I know this proof is short but a bit tricky. So I suppose that $AB$ is invertible then $(AB)^{-1}$ exists. We also know $(AB)^{-1}=B^{-1}A^{-1}$. If we let $C=(B^{-1}A^{-1}A)$ then by the invertible matrix theorem we see that since $CA=I$(left inverse) then $B$ is invertible. Would this be correct?
Edit Suppose $AB$ is invertible. There exists a matrix call it $X$ such that $XAB=I$. Let $C=XA$ Then $CB=I$ and it follows that $B$ is invertible by the invertible matrix theorem.
$\;AB\;$ invertible $\;\implies \exists\;C\;$ s.t.$\;C(AB)=I\;$ , but using associativity of matrix multiplication:
$$I=C(AB)=(CA)B\implies B\;\;\text{is invertible and}\;\;CA=B^{-1}$$
A more basic argument, based on invertible $\iff$ nonsingular, is as follows.
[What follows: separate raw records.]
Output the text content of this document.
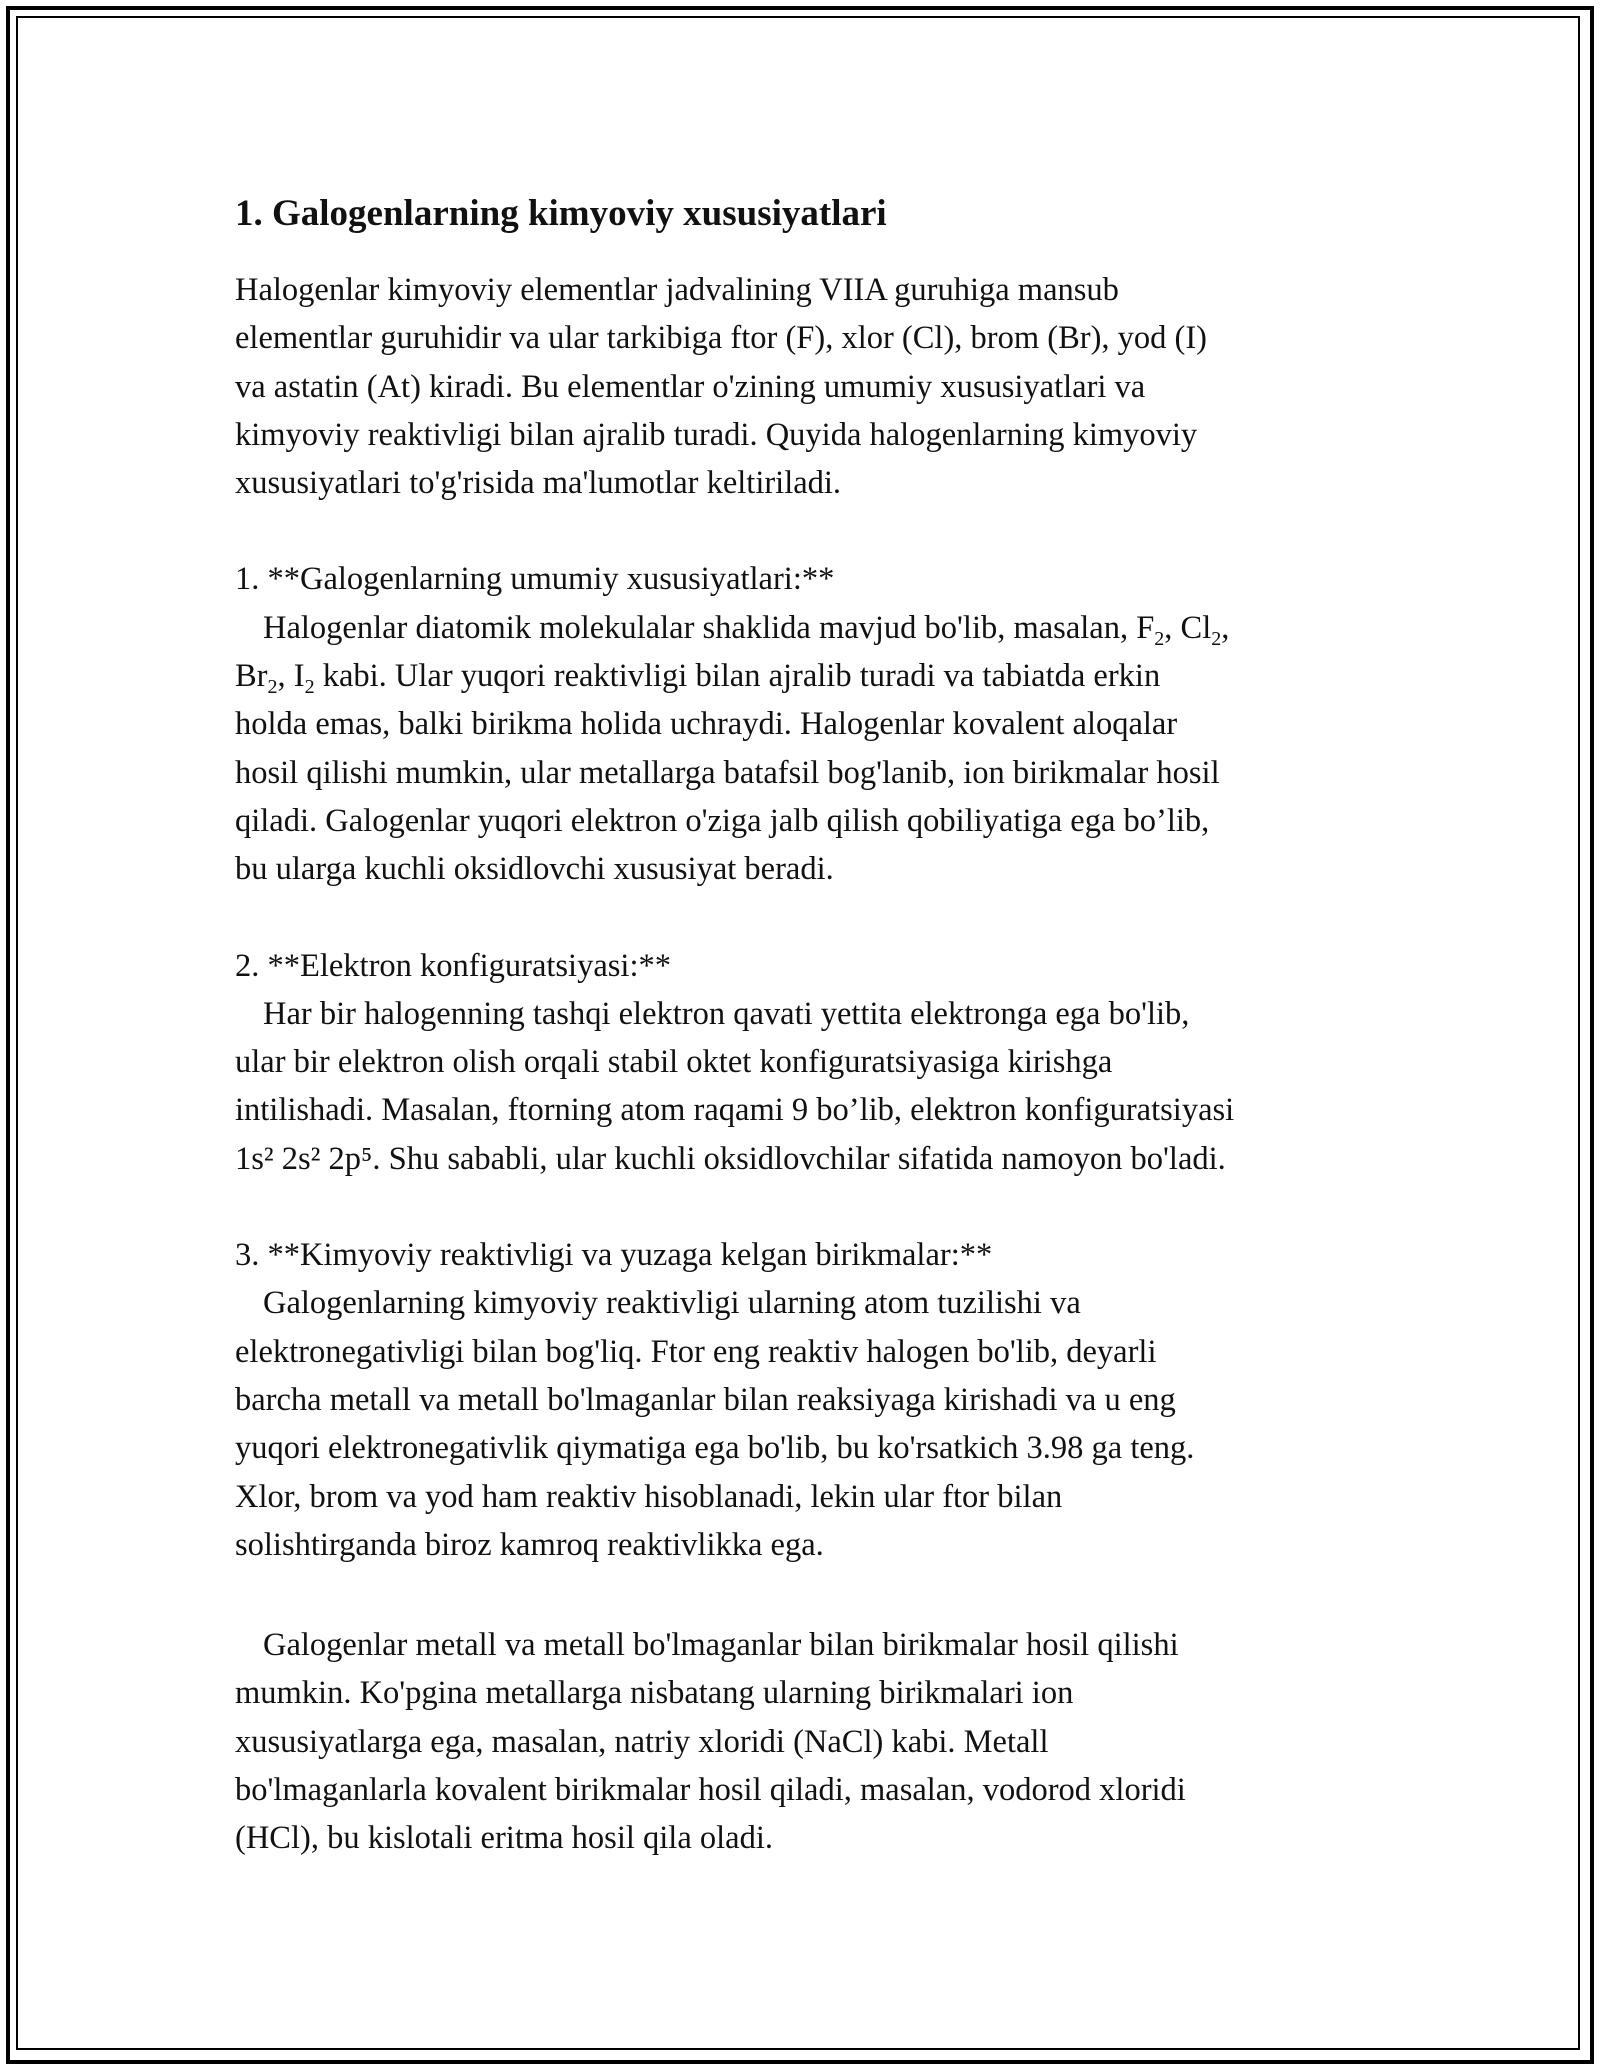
1. Galogenlarning kimyoviy xususiyatlari

Halogenlar kimyoviy elementlar jadvalining VIIA guruhiga mansub

elementlar guruhidir va ular tarkibiga ftor (F), xlor (Cl), brom (Br), yod (I)

va astatin (At) kiradi. Bu elementlar o'zining umumiy xususiyatlari va

kimyoviy reaktivligi bilan ajralib turadi. Quyida halogenlarning kimyoviy

xususiyatlari to'g'risida ma'lumotlar keltiriladi.

1. **Galogenlarning umumiy xususiyatlari:**

Halogenlar diatomik molekulalar shaklida mavjud bo'lib, masalan, $F_2$, $Cl_2$,

$Br_2$, $I_2$ kabi. Ular yuqori reaktivligi bilan ajralib turadi va tabiatda erkin

holda emas, balki birikma holida uchraydi. Halogenlar kovalent aloqalar

hosil qilishi mumkin, ular metallarga batafsil bog'lanib, ion birikmalar hosil

qiladi. Galogenlar yuqori elektron o'ziga jalb qilish qobiliyatiga ega bo’lib,

bu ularga kuchli oksidlovchi xususiyat beradi.

2. **Elektron konfiguratsiyasi:**

Har bir halogenning tashqi elektron qavati yettita elektronga ega bo'lib,

ular bir elektron olish orqali stabil oktet konfiguratsiyasiga kirishga

intilishadi. Masalan, ftorning atom raqami 9 bo’lib, elektron konfiguratsiyasi

1s² 2s² 2p⁵. Shu sababli, ular kuchli oksidlovchilar sifatida namoyon bo'ladi.

3. **Kimyoviy reaktivligi va yuzaga kelgan birikmalar:**

Galogenlarning kimyoviy reaktivligi ularning atom tuzilishi va

elektronegativligi bilan bog'liq. Ftor eng reaktiv halogen bo'lib, deyarli

barcha metall va metall bo'lmaganlar bilan reaksiyaga kirishadi va u eng

yuqori elektronegativlik qiymatiga ega bo'lib, bu ko'rsatkich 3.98 ga teng.

Xlor, brom va yod ham reaktiv hisoblanadi, lekin ular ftor bilan

solishtirganda biroz kamroq reaktivlikka ega.

Galogenlar metall va metall bo'lmaganlar bilan birikmalar hosil qilishi

mumkin. Ko'pgina metallarga nisbatang ularning birikmalari ion

xususiyatlarga ega, masalan, natriy xloridi (NaCl) kabi. Metall

bo'lmaganlarla kovalent birikmalar hosil qiladi, masalan, vodorod xloridi

(HCl), bu kislotali eritma hosil qila oladi.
If $B$ were singular, there would be $x\ne 0$ with $Bx=0$, hence with $(AB)x=0$, whence $AB$ is likewise singular.
Do you have the theorem that $X$ is invertible if and only if $\det X \neq 0$?
If so, then if $AB$ is invertible, $\det AB\ne 0$. But $\det AB = \det A\cdot \det B \ne 0$, so both $\det A$ and $\det B$ are nonzero, and therefore both $A$ and $B$ are invertible.
Thanking Ted Shifrin I completely revise my answer.
You want to prove that $B$ is invertible using only semigroup properties of matrices (i.e. multiplication, associativity and existence of the unity $I$).
You had proved that $B$ has a left inverse, $CB=I$. Now it should prove that there is a right inverse, $BD=I$. However, it is not true in semigroups, generally speaking. An example: so called bicyclic monoid $S=\langle a,b| ab=1\rangle$ (it is generated by $a,b$ with the defining relation $ab=1$). In $S$ the product $ab$ is invertible (since it equals $1$), $b$ has the left inverse $a$, but has not a right inverse.
Сonclusion: To prove what you want, it is not enough to use semigroup properties. One have to use either determinants or vectors (or something else).